La perquisition effectuée à son domicile avait permis de découvrir un dépôt d’armes et de munitions, parmi lesquelles une lunette de visée de nuit et des réducteurs de sons. Lors du procès, l’individu s’était montré agressif, nous assimilant à des animaux nuisibles à éliminer. Nous pensions tous que sa condamnation serait exemplaire. Nous nous trompions. Il ne fut condamné qu’à… un euro de dommages-intérêts.

La justice française est à géométrie variable lorsqu’elle juge des activités délictueuses liées aux conflits du Proche-Orient. Imaginez le tapage qu’aurait provoqué l’envoi de menaces de mort à des militants pro-israéliens et la peine écopée par son auteur s’il s’était appelé Muhammad…

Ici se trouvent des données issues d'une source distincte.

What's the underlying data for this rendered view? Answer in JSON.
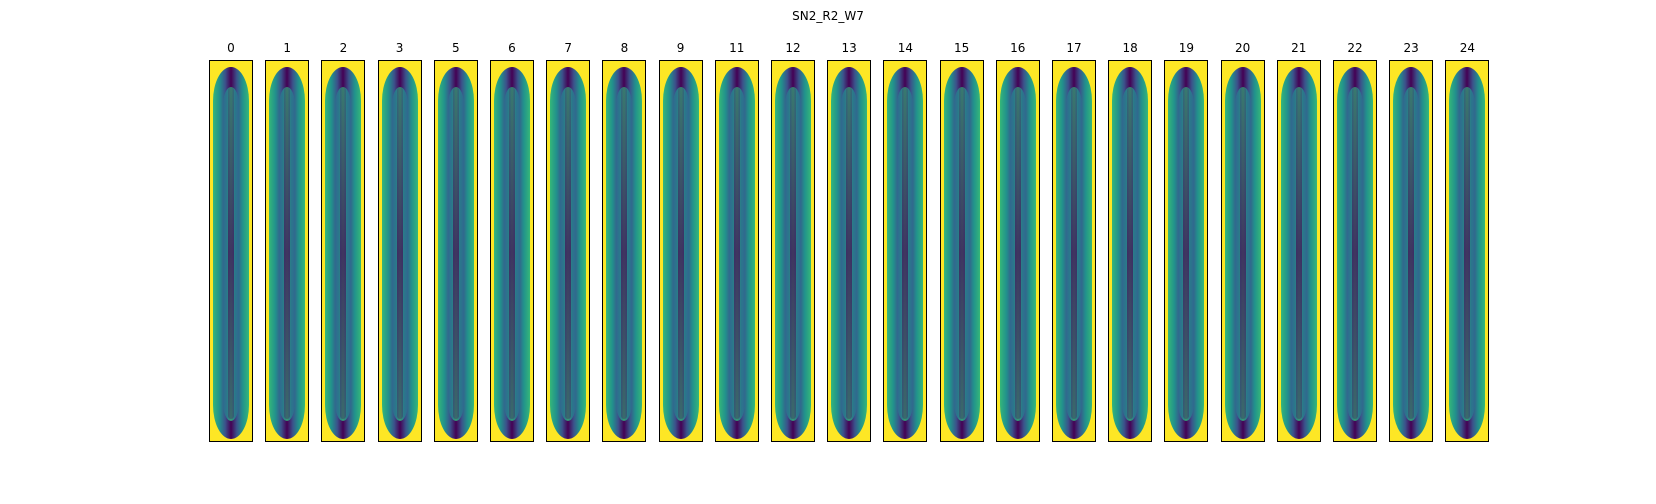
{
  "figure": {
    "title": "SN2_R2_W7",
    "panels": [
      {
        "label": "0"
      },
      {
        "label": "1"
      },
      {
        "label": "2"
      },
      {
        "label": "3"
      },
      {
        "label": "5"
      },
      {
        "label": "6"
      },
      {
        "label": "7"
      },
      {
        "label": "8"
      },
      {
        "label": "9"
      },
      {
        "label": "11"
      },
      {
        "label": "12"
      },
      {
        "label": "13"
      },
      {
        "label": "14"
      },
      {
        "label": "15"
      },
      {
        "label": "16"
      },
      {
        "label": "17"
      },
      {
        "label": "18"
      },
      {
        "label": "19"
      },
      {
        "label": "20"
      },
      {
        "label": "21"
      },
      {
        "label": "22"
      },
      {
        "label": "23"
      },
      {
        "label": "24"
      }
    ],
    "colormap": {
      "low": "#440154",
      "mid_low": "#3b528b",
      "mid": "#21918c",
      "mid_high": "#5ec962",
      "high": "#fde725"
    }
  }
}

Le gouvernement français a décrété l’État d’urgence pour répondre aux menaces de l’État islamique. Ordre a été donné de fermer des sites Internet dits salafistes et d’arrêter les islamistes soupçonnés d’appartenir à des cellules terroristes. Pour ne plus être accusé de faire « deux poids-deux mesures », le ministère de l’Intérieur devrait s’en prendre avec la même rigueur aux extrémistes juifs sionistes.

Les menaces de la soi-disant « Brigade juive » et des services spéciaux israéliens n’étoufferont pas la campagne BDS. Elle gagne du terrain, se développe chaque jour un peu plus en France et dans le monde, car c’est un mouvement de protestation pacifique et efficace pour faire entendre raison à la dernière colonie occidentale au Proche-Orient, la contraindre à respecter les résolutions des Nations unies et les droits de l’homme. En résumé, comme l’a écrit le 1er mai dernier Gideon Levy, journaliste du quotidien Haaretz, c’est « le seul moyen pour empêcher Israël de persister dans ses crimes ».